A State Department spokesperson said the move was "temporary" but gave no timeframe for data collection to resume or explain why it was suspended in the first place. It was also unclear whether satellite surveys would continue in Peru and Bolivia, which together account for about half of coca production in the Andean region.
Since at least 1987, the U.S. government has published annual estimates of coca cultivation in Colombia. The numbers soared to an all-time high in 2020, when the U.S. Office of National Drug Control Policy estimated that 245,00 hectares of land -- an area three times the size of New York City -- was planted with the illicit crop used to make cocaine. Last year's report showed production was almost unchanged in 2021 from the same high level.
"This is a gift to the Petro Administration," Florida Sen. Marco Rubio, the vice chairman of the Senate Select Committee on Intelligence and a senior member of the Committee on Foreign Relations, said in a statement to The Associated Press. "It's another example of the Biden Administration giving concessions to far-left governments in the region."

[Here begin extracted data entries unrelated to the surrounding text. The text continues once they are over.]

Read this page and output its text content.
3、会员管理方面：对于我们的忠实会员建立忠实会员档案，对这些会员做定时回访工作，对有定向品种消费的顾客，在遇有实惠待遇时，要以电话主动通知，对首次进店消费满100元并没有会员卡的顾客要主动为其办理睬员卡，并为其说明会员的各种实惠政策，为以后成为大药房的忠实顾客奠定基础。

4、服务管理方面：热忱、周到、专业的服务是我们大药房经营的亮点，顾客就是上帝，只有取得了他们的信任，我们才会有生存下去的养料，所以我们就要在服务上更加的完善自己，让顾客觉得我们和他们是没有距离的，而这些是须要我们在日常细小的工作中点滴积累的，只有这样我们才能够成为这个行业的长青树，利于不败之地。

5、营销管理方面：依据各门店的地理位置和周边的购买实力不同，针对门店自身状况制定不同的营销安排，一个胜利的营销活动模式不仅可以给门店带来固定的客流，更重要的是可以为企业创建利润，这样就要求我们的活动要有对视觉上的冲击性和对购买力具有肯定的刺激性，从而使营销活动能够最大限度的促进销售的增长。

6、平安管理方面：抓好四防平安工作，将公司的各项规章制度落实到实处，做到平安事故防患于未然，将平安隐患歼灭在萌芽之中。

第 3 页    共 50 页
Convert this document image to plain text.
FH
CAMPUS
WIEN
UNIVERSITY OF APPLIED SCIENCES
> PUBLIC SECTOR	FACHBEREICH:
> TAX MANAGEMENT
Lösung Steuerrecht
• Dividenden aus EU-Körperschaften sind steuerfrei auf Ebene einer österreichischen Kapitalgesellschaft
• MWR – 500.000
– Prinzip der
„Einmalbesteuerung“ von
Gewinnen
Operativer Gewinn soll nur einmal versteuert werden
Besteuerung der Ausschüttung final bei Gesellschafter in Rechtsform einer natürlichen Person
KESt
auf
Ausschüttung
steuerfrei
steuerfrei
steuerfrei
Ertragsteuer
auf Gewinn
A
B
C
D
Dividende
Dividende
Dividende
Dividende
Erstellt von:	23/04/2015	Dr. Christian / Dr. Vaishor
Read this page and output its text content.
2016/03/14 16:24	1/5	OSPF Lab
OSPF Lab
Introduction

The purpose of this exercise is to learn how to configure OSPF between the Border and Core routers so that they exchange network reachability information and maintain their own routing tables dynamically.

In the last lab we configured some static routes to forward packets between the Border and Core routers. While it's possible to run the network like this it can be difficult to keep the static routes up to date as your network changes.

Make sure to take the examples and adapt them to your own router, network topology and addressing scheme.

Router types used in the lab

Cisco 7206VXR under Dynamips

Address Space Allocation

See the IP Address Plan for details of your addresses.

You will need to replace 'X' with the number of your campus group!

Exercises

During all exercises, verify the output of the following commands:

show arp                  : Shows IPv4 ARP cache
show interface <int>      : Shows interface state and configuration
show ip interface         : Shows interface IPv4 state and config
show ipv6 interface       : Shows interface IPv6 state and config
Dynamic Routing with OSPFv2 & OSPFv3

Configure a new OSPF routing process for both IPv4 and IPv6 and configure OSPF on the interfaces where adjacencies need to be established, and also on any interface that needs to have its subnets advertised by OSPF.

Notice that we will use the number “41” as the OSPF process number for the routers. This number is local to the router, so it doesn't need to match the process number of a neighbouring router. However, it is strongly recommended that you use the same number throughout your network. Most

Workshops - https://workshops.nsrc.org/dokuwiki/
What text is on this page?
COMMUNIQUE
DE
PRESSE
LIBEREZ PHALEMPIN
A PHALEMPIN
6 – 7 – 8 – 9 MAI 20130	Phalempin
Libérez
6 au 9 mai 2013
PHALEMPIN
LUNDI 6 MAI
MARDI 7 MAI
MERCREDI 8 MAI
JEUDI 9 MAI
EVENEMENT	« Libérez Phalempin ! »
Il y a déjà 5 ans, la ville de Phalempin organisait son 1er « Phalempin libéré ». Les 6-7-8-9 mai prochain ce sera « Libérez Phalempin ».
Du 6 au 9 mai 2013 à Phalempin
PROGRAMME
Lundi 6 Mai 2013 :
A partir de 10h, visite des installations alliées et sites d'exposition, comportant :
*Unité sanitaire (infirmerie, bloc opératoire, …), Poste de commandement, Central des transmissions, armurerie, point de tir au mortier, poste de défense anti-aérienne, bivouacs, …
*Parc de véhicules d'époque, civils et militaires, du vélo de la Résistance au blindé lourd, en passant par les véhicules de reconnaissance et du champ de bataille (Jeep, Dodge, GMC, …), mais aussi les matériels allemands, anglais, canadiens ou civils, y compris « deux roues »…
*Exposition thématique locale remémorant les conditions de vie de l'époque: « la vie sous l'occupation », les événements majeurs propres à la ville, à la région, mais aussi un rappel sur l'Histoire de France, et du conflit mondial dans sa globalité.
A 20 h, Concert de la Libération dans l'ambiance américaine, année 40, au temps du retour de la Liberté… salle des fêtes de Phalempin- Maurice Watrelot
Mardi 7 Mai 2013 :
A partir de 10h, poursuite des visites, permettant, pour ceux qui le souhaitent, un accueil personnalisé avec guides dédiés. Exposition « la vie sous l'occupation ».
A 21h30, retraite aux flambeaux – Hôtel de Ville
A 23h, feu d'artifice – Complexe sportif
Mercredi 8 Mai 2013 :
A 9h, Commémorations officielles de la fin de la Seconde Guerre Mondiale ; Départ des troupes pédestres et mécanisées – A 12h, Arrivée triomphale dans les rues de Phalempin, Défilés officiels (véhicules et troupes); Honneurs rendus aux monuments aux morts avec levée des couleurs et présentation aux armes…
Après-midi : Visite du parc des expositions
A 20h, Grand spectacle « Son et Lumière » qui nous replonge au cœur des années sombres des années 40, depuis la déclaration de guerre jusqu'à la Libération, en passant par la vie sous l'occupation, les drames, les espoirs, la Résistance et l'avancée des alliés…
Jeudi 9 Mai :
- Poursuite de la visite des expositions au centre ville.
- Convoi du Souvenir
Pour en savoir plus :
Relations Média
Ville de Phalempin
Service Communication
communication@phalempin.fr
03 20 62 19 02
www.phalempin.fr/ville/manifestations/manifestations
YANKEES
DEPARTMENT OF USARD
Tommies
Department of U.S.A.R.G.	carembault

Adam Isacson, the director for defense oversight at the Washington Office on Latin America, said that satellite monitoring of coca crops offers valuable insights into Colombia's ability to assert state control in remote, economically depressed areas that have long been dominated by illegal armed groups.
The diplomatic dance has yielded some positive results. Petro visited the White House in April and spoke alongside Biden about a "common agenda" to fight climate change and address migration. A few days later, the U.S. said it would launch a processing center in Colombia to handle growing numbers of migrants from Venezuela and elsewhere in South America seeking entry into the U.S.